Byrne noted this is an example of “technology advancement [that] has far outstripped ability for court or law systems” to handle, and that encryption should not become a barrier to a legal access. “What we are talking about here is law enforcement’s ability to access data pursuant to a court order,” he said. “We’re not spying on people.”

But Alexander Southwell, partner and co-chair of the privacy, cybersecurity and consumer protection practice group at Gibson, Dunn & Crutcher , said that companies aren’t intending to complicate prosecutions or legal orders, but were instead aiming to protect users from cybercriminals who are constantly trying to access their devices.

Judith Germano, principal at Germano Law and senior fellow on cybersecurity and adjunct professor of law at New York University School of Law , added that one cannot fully understand this trend outside of the context of ex-National Security Agency contractor Edward Snowden’s disclosure of U.S. government online surveillance.

“Citizens are thinking the government is listening to all my phone calls,” even though that’s not entirely accurate, she said. And there is “this perception among companies,” Germano added, “that if they’re seen as too comfortable with the government,” they are abetting in unwarranted surveillance.

2) FISA’s Role in Encryption

The move towards absolute encryption could not be fully explained without also understanding how the Foreign Intelligence Surveillance Act (FISA) may have driven phone manufacturers towards the practice in the first place.

Byrne noted the debate around encryption is actually far older than many realize, as there were issues with companies encrypting voice calls over some of first manufactured cellphones. To address these concerns, Congress passed the FISA in 1994, which Byrne said allowed the FBI and law authorities to keep pace with technology by mandating “technical assistance” from the device manufacturer or telecommunications carrier to unlock a device or intercept data pursuant to a court order.

Yet “interestingly, what that law said in 1994 in the encryption subsection was that a telecommunications carrier should not be responsible for decrypting or ensuring the government’s ability to decrypt” unless both the ability to encrypt and decrypt was first provided by the carrier, Byrne said.

Essentially then, in creating absolute encryption, technology companies are telling law enforcement “we no longer have the ability to de-encrypt and [therefore] we don’t have to abide by your court order,” he added.

To address this loophole in the FISA, Byrne advocated for “federal legislation like we had in 1994 to allow law enforcement and intelligence agencies to lawfully keep pace with the pace of technological development.”

3) The Fourth Amendment: The Overlooked Balance?

For Saritha Komatireddy, assistant U.S. attorney for the Eastern District of New York , the way the encryption debate is framed “as a battle between security and privacy” may be a little misdirected.

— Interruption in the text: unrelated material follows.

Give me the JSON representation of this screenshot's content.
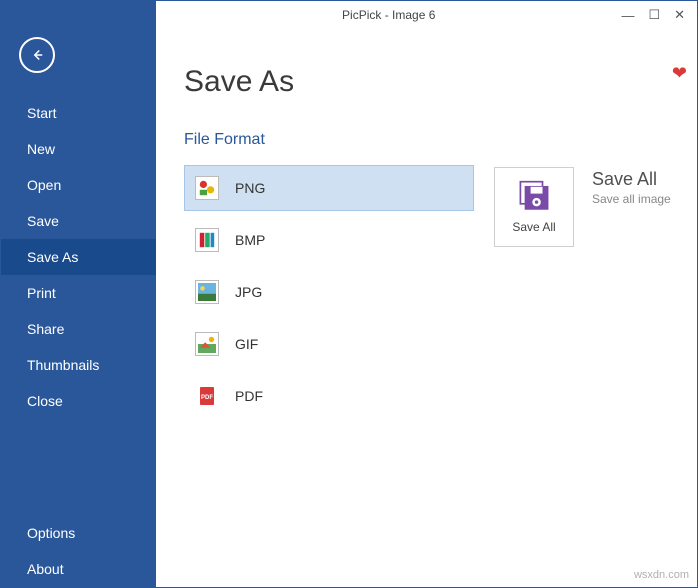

“My view is that the balance has already been struck,” she said, explaining that “people have always had very private information that they want to keep safe in the safest private form,” and under the Fourth Amendment, law enforcement or government entities could not infringe on that right without probable cause related to an investigation and a warrant. “So we already have this constitutionally struck balance.”

What Komatireddy sees as different about such balance today is that “we have a situation where those private things are now held on a device that is ubiquitous in everyone’s hands, and holds a huge amount of data” that is readily accessible.

But even these devices, she explained, are still protected under the Fourth Amendment against unreasonable searches, as the 2013 Supreme Court decision in Riley v. California ruled that police may not search an arrested person’s cellphone without a warrant.

The debate now, she advised, should be “whether there should be parts of society that are complete black boxes, beyond the reach of lawful processes and therefore beyond the reach of law.”